On 02/26/2016 06:40 AM, Kyrill Tkachov wrote:
Hi all,
I'm looking at a case where some RTL passes create an RTL expression of
the form:
(subreg:QI (and:SI (reg:SI x1)
(const_int 31)) 0)
which I'd like to simplify to:
(and:QI (subreg:QI (reg:SI x1) 0)
(const_int 31))
I can think of cases where the first is better and other cases where the
second is better -- a lot depends on context. I don't have a good sense
for which is better in general.
Note that as-written these don't trigger the subtle issues in what
happens with upper bits. That's more for extensions.
(subreg:SI (whatever:QI))
vs
{zero,sign}_extend:SI (whatever:QI))
vs
(and:SI (subreg:SI (whatever:QI) (const_int 0x255)))

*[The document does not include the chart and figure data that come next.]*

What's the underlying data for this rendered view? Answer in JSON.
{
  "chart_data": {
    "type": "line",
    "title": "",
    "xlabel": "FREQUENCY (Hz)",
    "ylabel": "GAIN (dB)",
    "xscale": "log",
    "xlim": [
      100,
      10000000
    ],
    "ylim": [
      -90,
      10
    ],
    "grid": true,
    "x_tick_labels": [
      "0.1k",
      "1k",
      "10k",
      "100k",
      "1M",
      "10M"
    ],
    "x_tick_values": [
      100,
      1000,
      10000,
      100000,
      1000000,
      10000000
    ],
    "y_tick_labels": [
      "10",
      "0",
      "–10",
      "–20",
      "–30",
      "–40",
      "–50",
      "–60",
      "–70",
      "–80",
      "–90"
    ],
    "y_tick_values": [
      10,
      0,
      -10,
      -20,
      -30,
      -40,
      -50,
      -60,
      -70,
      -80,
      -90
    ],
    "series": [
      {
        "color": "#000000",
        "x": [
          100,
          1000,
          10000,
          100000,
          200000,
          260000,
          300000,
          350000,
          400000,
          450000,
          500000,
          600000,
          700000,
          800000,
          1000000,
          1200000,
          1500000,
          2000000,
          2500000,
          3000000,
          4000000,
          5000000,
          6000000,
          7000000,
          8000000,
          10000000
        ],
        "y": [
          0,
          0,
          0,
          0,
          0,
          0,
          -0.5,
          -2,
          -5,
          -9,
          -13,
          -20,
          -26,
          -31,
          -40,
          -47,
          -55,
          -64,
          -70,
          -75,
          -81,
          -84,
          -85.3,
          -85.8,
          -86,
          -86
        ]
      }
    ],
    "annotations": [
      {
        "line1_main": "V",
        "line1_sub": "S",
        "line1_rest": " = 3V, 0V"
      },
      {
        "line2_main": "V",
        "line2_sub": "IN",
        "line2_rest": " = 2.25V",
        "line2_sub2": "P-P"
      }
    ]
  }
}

The first leave the bits beyond QI as "undefined" and sometimes (but I
doubt all that often in practice) the compiler will use the undefined
nature of those bits to enable optimizations.

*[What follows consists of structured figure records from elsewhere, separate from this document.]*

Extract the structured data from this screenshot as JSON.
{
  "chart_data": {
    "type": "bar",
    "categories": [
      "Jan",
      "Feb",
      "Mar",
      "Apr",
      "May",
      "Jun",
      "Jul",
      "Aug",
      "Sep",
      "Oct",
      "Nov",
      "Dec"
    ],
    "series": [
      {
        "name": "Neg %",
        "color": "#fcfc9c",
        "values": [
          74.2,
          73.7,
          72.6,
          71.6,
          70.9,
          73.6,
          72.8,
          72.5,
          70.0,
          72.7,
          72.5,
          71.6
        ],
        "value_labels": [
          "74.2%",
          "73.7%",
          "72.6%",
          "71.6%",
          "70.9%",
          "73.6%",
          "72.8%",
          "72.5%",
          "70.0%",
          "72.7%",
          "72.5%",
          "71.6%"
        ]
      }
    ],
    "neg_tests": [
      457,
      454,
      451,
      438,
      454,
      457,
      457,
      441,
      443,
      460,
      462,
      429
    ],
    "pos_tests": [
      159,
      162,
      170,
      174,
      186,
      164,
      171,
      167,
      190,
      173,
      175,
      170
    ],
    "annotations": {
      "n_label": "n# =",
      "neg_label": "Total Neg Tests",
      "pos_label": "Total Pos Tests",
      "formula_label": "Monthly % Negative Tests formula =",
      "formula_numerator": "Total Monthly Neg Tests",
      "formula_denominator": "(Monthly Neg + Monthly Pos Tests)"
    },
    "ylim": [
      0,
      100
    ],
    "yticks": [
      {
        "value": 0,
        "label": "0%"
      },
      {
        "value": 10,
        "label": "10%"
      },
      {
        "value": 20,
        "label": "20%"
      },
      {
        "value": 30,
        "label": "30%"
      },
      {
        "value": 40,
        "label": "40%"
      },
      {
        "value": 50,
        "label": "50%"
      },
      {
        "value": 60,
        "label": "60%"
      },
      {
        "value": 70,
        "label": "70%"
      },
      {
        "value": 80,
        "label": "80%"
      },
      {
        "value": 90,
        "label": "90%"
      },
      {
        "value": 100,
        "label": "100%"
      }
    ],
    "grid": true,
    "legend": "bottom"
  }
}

The second & 3rd variants crisply define the upper bits.
It's easy enough to express in RTL but I'm trying to convince myself on
its validity.
I know there are some subtle points in this area. combine_simplify_rtx
in combine.c
has a comment:
/* Note that we cannot do any narrowing for non-constants since
we might have been counting on using the fact that some bits were
zero. We now do this in the SET. */
That comment makes no sense. Unfortunately it goes back to a change
from Kenner in 1994 -- which predates having patch discussions here and
consistently adding tests to the testsuite.
The code used to do this:
- if (GET_MODE_CLASS (mode) == MODE_INT
- && GET_MODE_CLASS (GET_MODE (SUBREG_REG (x))) == MODE_INT
- && GET_MODE_SIZE (mode) < GET_MODE_SIZE (GET_MODE (SUBREG_REG
(x)))
- && subreg_lowpart_p (x))
- return force_to_mode (SUBREG_REG (x), mode, GET_MODE_MASK (mode),
- NULL_RTX, 0);
Which appears to check that we've got a narrowing subreg expression, and
if we do try to force the SUBREG_REG into the right mode using
force_to_mode.
But if we had a narrowing SUBREG_REG, then I can't see how anything
would have been dependign on the upper bits being zero.
and if I try to implement this transformation in simplify_subreg from
simplify-rtx.c
I get some cases where combine goes into an infinite recursion in
simplify_comparison
because it tries to do:
/* If this is (and:M1 (subreg:M1 X:M2 0) (const_int C1)) where C1
fits in both M1 and M2 and the SUBREG is either paradoxical
or represents the low part, permute the SUBREG and the AND
and try again. */
Right. I think you just end up ping-ponging between the two equivalent
representations. Which may indeed argue that the existing
representation is preferred and we should look deeper into why the
existing representation isn't being handled as well as it should be.
Performing this transformation would help a lot with recognition of some
patterns that
I'm working on, so would it be acceptable to teach combine or
simplify-rtx to do this?
How does it help recognition? What kinds of patterns are you trying to
recognize?
jeff